Security zählt zum engsten Kreis des inhaftierten NS-Verherrlichers Gottfried Küssel
Als Ordner im BVT-Ausschuss hatte er nicht nur Zugang zum Medienraum, in welchem er Journalisten über die Schulter und die Befragung von Auskunftspersonen live verfolgen konnte (zuletzt wurde ja im Ausschuss auch über verdeckte Ermittler in der rechten Szene geredet) – Journalisten ohne Parlamentsausweis müssen an der Eintrittsschleuse ihren Presseausweis hinterlegen, auf welchem die Privatadresse vermerkt ist.
Laut öffentlich zugänglichen Quellen darf er sich zum engsten Kreis um den derzeit inhaftierten NS-Verherrlicher Gottfried Küssel zählen und ist Mitglied einer deutschnationalen pennalen Burschenschaft.

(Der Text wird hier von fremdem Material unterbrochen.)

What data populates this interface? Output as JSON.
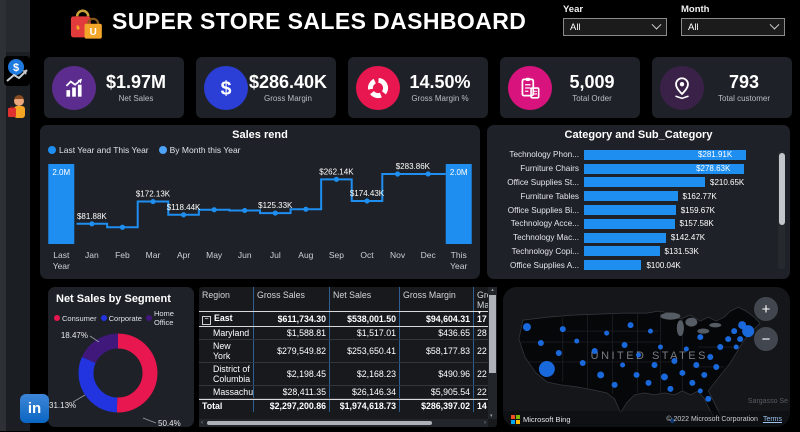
{
  "header": {
    "title": "SUPER STORE SALES DASHBOARD",
    "slicers": [
      {
        "label": "Year",
        "value": "All"
      },
      {
        "label": "Month",
        "value": "All"
      }
    ]
  },
  "kpis": [
    {
      "icon": "bar-chart-icon",
      "value": "$1.97M",
      "label": "Net Sales",
      "color": "#5c2d8e"
    },
    {
      "icon": "dollar-icon",
      "value": "$286.40K",
      "label": "Gross Margin",
      "color": "#2b3fd6"
    },
    {
      "icon": "donut-icon",
      "value": "14.50%",
      "label": "Gross Margin %",
      "color": "#e8174f"
    },
    {
      "icon": "order-icon",
      "value": "5,009",
      "label": "Total Order",
      "color": "#d9137d"
    },
    {
      "icon": "customer-icon",
      "value": "793",
      "label": "Total customer",
      "color": "#3a2147"
    }
  ],
  "chart_data": [
    {
      "type": "bar+line",
      "title": "Sales rend",
      "legend": [
        "Last Year and This Year",
        "By Month this Year"
      ],
      "legend_colors": [
        "#1f8ef1",
        "#4da3f7"
      ],
      "bars": {
        "categories": [
          "Last Year",
          "This Year"
        ],
        "values": [
          2000000,
          2000000
        ],
        "labels": [
          "2.0M",
          "2.0M"
        ],
        "color": "#1f8ef1"
      },
      "line": {
        "x": [
          "Jan",
          "Feb",
          "Mar",
          "Apr",
          "May",
          "Jun",
          "Jul",
          "Aug",
          "Sep",
          "Oct",
          "Nov",
          "Dec"
        ],
        "values_k": [
          81.88,
          68,
          172.13,
          118.44,
          139,
          136,
          125.33,
          141,
          262.14,
          174.43,
          283.86,
          284
        ],
        "labels": {
          "0": "$81.88K",
          "2": "$172.13K",
          "3": "$118.44K",
          "6": "$125.33K",
          "8": "$262.14K",
          "9": "$174.43K",
          "10": "$283.86K"
        },
        "color": "#1f8ef1",
        "ymax_k": 300
      }
    },
    {
      "type": "bar",
      "orientation": "horizontal",
      "title": "Category and Sub_Category",
      "categories": [
        "Technology Phon...",
        "Furniture Chairs",
        "Office Supplies St...",
        "Furniture Tables",
        "Office Supplies Bi...",
        "Technology Acce...",
        "Technology Mac...",
        "Technology Copi...",
        "Office Supplies A..."
      ],
      "values_k": [
        281.91,
        278.63,
        210.65,
        162.77,
        159.67,
        157.58,
        142.47,
        131.53,
        100.04
      ],
      "value_labels": [
        "$281.91K",
        "$278.63K",
        "$210.65K",
        "$162.77K",
        "$159.67K",
        "$157.58K",
        "$142.47K",
        "$131.53K",
        "$100.04K"
      ],
      "color": "#1f8ef1",
      "xmax_k": 282
    },
    {
      "type": "donut",
      "title": "Net Sales by Segment",
      "slices": [
        {
          "name": "Consumer",
          "pct": 50.4,
          "label": "50.4%",
          "color": "#e8174f"
        },
        {
          "name": "Corporate",
          "pct": 31.13,
          "label": "31.13%",
          "color": "#2134e0"
        },
        {
          "name": "Home Office",
          "pct": 18.47,
          "label": "18.47%",
          "color": "#40187c"
        }
      ]
    }
  ],
  "table": {
    "headers": [
      "Region",
      "Gross Sales",
      "Net Sales",
      "Gross Margin",
      "Gross Margi"
    ],
    "rows": [
      {
        "region": "East",
        "cells": [
          "$611,734.30",
          "$538,001.50",
          "$94,604.31",
          "17"
        ],
        "style": "east"
      },
      {
        "region": "Maryland",
        "cells": [
          "$1,588.81",
          "$1,517.01",
          "$436.65",
          "28"
        ],
        "style": "sub"
      },
      {
        "region": "New York",
        "cells": [
          "$279,549.82",
          "$253,650.41",
          "$58,177.83",
          "22"
        ],
        "style": "sub"
      },
      {
        "region": "District of Columbia",
        "cells": [
          "$2,198.45",
          "$2,168.23",
          "$490.96",
          "22"
        ],
        "style": "sub"
      },
      {
        "region": "Massachusetts",
        "cells": [
          "$28,411.35",
          "$26,146.34",
          "$5,905.54",
          "22"
        ],
        "style": "sub"
      },
      {
        "region": "Total",
        "cells": [
          "$2,297,200.86",
          "$1,974,618.73",
          "$286,397.02",
          "14"
        ],
        "style": "total"
      }
    ]
  },
  "map": {
    "label": "UNITED STATES",
    "zoom_in": "+",
    "zoom_out": "−",
    "logo_text": "Microsoft Bing",
    "attribution": "© 2022 Microsoft Corporation",
    "terms": "Terms",
    "corner_label": "Sargasso Se",
    "bubble_color": "#1a6fe8",
    "bubbles": [
      [
        44,
        82,
        8
      ],
      [
        24,
        40,
        4
      ],
      [
        38,
        56,
        3
      ],
      [
        60,
        42,
        3
      ],
      [
        56,
        66,
        3
      ],
      [
        74,
        54,
        2.5
      ],
      [
        80,
        76,
        3
      ],
      [
        92,
        64,
        3
      ],
      [
        98,
        88,
        3.5
      ],
      [
        112,
        98,
        3
      ],
      [
        104,
        46,
        2.5
      ],
      [
        122,
        58,
        3
      ],
      [
        120,
        78,
        2.5
      ],
      [
        134,
        88,
        3
      ],
      [
        136,
        68,
        2.5
      ],
      [
        128,
        38,
        3
      ],
      [
        148,
        44,
        2.5
      ],
      [
        152,
        78,
        3
      ],
      [
        146,
        96,
        3
      ],
      [
        158,
        60,
        2.5
      ],
      [
        162,
        90,
        3.5
      ],
      [
        168,
        102,
        3
      ],
      [
        172,
        74,
        3
      ],
      [
        180,
        86,
        3
      ],
      [
        184,
        62,
        2.5
      ],
      [
        190,
        96,
        3
      ],
      [
        194,
        78,
        3
      ],
      [
        198,
        50,
        3
      ],
      [
        202,
        88,
        3
      ],
      [
        208,
        70,
        3
      ],
      [
        214,
        80,
        3
      ],
      [
        218,
        60,
        3
      ],
      [
        226,
        52,
        3
      ],
      [
        232,
        44,
        3
      ],
      [
        240,
        38,
        4
      ],
      [
        246,
        44,
        6
      ],
      [
        238,
        52,
        3
      ],
      [
        234,
        60,
        2.5
      ],
      [
        206,
        112,
        3
      ],
      [
        198,
        104,
        2.5
      ],
      [
        170,
        134,
        2.5
      ]
    ]
  }
}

Im Internet sind Fotos zu finden, die ihn bei Neonazi-Events in Österreich und Deutschland zeigen. Zuletzt soll er am 13. Oktober – also während des bereits laufenden U-Ausschusses – in Ostdeutschland auf Gleichgesinnte gestoßen sein. Er trug dabei ein T-Shirt mit dem Schriftzug der stillgelegten Online-Plattform „alpen-donau.info“, einst Sprachrohr der österreichischen Neonazi-Szene.
Zu seinem Netzwerk zählt unter anderem auch eine Frau, deren Identität im Nachgang zu den Razzien im BVT am 28. Februar dieses Jahres öffentlich wurde. Der Name der Frau fand sich auf Datenträgern, die im Büro der Leiterin des Extremismus-Referats sichergestellt wurden. Die Referatsleiterin wird in diesem staatsanwaltschaftlichen Ermittlungsverfahren nur als Zeugin geführt.